Climate Neutral also has a list of non-profits involved in actual carbon reduction practices, such as reducing de-forestation and capturing methane from sources such as livestock and landfills. They have a similar framework for those non-profits to calculate how the number of dollars received in donations will allow them eliminate a ton of carbon. Once a corporations has calculated their carbon footprint, they donate a sufficient amount for those non-profits to eliminate the tons of carbon produced by the corporation's operations. Climate Neutral becomes somewhat of a clearinghouse, where a unit of emissions eliminated is bought by those who produced an equal unit of emissions. This is where the term "purchasing carbon credits" emerges. If I have paid enough for a non-profit to remove 30,000 tons of emissions from the atmosphere, then I am now entitled to produce 30,000 tons of emissions, and the atmosphere still remains carbon neutral.
Climate Neutral then allows the company who produced those emissions (and paid to offset them) to use standard Climate Neutral badging on their products, which is a signal to customers that the product they are purchasing has had any emissions related to it offset with carbon elimination practices, and that claims the company makes about that product's footprint being offset are not just a case of greenwashing.

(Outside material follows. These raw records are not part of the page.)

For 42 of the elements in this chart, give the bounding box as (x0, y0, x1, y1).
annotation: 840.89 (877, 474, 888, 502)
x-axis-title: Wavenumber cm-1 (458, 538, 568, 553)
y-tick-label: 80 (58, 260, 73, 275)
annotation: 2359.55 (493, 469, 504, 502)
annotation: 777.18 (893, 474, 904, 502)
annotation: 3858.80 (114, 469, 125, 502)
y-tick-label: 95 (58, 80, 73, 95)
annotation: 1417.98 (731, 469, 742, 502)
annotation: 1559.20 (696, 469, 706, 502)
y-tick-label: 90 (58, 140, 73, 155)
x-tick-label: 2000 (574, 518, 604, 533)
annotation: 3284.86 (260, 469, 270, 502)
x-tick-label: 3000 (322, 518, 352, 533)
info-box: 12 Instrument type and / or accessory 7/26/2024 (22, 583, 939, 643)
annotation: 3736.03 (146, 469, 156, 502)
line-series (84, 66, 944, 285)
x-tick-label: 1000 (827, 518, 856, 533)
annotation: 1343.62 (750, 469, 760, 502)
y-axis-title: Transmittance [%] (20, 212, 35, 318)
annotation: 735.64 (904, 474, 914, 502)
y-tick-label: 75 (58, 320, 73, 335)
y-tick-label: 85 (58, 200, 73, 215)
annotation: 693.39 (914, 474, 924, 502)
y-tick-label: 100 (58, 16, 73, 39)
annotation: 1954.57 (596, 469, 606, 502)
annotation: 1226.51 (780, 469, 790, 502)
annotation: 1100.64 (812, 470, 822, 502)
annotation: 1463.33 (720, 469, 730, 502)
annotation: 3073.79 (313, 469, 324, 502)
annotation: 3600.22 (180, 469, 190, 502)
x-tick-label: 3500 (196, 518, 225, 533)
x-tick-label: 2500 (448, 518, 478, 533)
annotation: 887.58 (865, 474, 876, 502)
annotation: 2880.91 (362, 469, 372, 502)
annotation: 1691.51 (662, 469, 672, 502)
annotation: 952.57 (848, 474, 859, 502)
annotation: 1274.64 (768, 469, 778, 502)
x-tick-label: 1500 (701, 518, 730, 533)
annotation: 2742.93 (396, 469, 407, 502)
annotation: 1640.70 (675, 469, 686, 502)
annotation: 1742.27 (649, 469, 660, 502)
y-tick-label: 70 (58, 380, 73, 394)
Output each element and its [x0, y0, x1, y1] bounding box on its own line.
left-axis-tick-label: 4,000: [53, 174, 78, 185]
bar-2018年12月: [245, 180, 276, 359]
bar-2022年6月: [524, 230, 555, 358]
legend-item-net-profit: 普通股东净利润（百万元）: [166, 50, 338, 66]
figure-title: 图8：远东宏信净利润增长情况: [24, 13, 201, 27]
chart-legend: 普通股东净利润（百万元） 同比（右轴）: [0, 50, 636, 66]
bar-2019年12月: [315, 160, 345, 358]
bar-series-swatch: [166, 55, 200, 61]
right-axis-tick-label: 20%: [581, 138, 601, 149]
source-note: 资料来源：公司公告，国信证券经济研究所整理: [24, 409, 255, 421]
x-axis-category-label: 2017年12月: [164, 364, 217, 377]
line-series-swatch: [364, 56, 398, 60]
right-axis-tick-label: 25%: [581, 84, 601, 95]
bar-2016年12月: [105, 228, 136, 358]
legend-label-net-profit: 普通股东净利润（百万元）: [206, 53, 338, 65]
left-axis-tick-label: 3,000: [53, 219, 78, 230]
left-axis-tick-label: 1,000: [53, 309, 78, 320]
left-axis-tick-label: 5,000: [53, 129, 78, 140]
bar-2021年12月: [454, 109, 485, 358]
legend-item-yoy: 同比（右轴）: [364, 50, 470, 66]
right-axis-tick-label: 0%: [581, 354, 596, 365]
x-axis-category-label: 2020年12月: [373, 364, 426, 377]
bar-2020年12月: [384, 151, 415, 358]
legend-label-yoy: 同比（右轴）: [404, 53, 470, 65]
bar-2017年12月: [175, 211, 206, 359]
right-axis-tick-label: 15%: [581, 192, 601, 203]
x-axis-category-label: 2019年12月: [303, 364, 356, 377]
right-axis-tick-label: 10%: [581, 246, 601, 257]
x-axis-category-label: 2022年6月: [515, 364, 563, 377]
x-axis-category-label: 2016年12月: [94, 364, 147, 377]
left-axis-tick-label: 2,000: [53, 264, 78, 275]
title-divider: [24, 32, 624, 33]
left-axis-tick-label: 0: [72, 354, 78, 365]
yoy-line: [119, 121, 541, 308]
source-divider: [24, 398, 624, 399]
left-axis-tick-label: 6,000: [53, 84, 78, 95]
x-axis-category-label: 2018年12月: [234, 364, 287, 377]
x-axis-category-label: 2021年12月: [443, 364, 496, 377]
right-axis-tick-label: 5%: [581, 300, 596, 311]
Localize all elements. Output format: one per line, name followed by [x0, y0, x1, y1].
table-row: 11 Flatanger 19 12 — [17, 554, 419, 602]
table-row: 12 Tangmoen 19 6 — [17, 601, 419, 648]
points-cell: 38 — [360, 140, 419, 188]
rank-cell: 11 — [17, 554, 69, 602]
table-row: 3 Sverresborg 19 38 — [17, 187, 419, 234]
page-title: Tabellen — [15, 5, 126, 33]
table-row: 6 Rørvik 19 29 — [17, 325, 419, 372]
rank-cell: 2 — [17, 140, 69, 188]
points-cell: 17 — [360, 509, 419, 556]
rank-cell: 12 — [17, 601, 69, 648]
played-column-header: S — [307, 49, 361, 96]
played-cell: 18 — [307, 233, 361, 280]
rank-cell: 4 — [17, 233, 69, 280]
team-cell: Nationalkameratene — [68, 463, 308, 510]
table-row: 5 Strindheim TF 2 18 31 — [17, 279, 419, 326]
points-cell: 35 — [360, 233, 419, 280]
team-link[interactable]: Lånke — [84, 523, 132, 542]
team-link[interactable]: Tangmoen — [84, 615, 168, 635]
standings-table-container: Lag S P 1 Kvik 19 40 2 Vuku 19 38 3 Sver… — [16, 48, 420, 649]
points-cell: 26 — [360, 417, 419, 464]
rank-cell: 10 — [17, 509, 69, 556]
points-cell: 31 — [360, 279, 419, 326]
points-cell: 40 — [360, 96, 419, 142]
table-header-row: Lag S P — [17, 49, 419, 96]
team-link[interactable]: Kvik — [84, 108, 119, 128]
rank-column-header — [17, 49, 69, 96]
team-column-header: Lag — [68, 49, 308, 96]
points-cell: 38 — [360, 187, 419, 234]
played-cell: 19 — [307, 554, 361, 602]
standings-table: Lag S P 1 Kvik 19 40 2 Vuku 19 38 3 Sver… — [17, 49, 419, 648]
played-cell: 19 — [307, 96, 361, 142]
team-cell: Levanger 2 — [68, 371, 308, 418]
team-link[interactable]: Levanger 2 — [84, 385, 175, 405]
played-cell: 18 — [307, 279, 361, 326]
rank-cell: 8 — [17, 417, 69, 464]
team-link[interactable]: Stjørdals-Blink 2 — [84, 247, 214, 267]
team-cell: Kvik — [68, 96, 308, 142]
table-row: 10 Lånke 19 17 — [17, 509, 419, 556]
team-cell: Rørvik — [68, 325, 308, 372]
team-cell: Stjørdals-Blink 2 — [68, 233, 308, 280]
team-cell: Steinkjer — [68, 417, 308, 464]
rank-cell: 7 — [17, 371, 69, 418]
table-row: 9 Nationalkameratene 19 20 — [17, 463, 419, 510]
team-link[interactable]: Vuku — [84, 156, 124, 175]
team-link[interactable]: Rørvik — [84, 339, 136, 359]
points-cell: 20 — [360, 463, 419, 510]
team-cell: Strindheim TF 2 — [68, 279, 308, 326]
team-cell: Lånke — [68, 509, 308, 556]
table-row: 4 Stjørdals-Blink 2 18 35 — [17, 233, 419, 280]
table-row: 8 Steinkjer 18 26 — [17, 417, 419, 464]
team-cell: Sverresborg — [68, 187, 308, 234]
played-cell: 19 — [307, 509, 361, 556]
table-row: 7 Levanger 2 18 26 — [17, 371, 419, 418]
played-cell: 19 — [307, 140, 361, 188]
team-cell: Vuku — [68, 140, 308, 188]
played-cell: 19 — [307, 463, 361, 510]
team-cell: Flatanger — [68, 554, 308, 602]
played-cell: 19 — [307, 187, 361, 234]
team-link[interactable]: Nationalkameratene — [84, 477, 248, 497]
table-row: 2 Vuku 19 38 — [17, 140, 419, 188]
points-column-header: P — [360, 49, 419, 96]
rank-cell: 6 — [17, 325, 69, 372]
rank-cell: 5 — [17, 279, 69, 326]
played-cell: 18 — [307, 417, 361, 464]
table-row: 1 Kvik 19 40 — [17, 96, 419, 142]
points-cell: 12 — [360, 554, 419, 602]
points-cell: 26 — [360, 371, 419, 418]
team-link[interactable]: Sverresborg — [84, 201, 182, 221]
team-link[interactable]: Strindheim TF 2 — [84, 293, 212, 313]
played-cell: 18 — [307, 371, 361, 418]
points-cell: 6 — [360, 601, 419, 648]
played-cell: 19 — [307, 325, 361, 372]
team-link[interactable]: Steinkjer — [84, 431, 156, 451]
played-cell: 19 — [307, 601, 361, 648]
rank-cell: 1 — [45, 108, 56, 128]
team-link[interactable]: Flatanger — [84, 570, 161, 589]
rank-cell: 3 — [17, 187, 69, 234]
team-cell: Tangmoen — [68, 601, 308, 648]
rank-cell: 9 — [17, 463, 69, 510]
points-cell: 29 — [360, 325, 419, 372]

Climate Neutral's guidance to companies is that they should measure, offset, reduce, and label.
While programs, guidelines, and frameworks such as Climate Neutral and PAS 2060 are a huge stride in the right direction, in this author's opinion, there are still at least two practices missing that would make the process even more effective:
- Begin making steps beyond self-reporting to introduce a stronger element of auditing.
- Make the carbon offsetting cost more visible to the consumer, and allow them to opt to pay for the offset at the moment of purchase.

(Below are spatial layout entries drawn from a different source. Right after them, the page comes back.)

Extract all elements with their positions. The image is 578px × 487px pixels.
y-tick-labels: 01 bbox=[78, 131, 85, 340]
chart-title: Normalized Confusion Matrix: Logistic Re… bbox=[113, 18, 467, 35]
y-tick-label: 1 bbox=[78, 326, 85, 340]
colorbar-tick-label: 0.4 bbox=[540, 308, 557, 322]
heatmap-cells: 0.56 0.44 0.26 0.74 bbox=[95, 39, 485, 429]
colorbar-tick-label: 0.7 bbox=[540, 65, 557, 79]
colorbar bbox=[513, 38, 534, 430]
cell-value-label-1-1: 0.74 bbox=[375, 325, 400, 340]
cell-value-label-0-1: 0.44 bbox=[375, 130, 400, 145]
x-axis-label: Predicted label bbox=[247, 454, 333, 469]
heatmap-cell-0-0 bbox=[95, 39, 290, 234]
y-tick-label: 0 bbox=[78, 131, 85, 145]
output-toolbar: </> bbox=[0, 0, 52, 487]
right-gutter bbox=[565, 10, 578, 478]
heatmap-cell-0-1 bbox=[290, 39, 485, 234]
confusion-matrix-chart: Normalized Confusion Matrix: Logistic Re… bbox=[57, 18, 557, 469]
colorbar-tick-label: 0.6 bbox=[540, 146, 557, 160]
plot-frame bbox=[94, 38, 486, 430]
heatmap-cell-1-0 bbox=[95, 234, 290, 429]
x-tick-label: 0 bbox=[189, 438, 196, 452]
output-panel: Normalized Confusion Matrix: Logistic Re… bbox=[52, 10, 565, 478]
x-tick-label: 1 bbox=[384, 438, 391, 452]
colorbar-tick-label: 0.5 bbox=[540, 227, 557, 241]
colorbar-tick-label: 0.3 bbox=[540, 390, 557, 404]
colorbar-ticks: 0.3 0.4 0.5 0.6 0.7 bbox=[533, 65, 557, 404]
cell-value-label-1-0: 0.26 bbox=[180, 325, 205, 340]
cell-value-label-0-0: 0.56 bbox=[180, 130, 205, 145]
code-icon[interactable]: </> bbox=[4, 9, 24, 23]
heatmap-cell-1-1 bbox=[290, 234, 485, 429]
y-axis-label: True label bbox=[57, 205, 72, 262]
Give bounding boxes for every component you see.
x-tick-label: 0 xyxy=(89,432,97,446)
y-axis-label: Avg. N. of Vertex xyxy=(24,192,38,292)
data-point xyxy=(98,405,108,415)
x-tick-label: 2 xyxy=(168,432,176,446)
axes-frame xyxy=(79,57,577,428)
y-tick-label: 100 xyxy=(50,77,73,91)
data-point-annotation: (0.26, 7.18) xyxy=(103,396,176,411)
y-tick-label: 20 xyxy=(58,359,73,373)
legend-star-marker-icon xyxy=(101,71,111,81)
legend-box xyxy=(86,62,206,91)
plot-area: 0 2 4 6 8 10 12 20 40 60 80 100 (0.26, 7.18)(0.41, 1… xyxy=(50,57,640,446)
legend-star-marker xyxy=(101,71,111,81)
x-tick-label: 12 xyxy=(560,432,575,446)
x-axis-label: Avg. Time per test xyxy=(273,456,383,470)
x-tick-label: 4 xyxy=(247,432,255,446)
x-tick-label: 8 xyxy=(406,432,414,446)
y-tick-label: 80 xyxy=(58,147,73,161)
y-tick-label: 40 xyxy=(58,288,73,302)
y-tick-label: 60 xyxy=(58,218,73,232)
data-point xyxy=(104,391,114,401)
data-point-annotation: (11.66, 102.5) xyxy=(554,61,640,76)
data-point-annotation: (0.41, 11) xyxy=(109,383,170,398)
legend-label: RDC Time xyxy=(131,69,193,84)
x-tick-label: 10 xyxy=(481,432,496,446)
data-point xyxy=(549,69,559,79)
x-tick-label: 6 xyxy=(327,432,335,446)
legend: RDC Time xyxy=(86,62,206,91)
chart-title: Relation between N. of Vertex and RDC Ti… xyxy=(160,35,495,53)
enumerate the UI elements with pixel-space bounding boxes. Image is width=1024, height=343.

With the first practice, it isn't necessarily practical at this time for the guideline organizations to audit behaviors in-person, but they can at least request more detailed reporting than they currently do.
With the second practice, if customers are given the opportunity to add a few cents or dollars to their purchase in order to entirely offset the carbon emissions that have brought that product to their door, then that will help make participating in programs such as Climate Neutral more palatable to corporations. Not all customers will opt to pay for the carbon offsets of their product, but enough would that it would materially decrease the burden of companies to the point where more become willing to participate.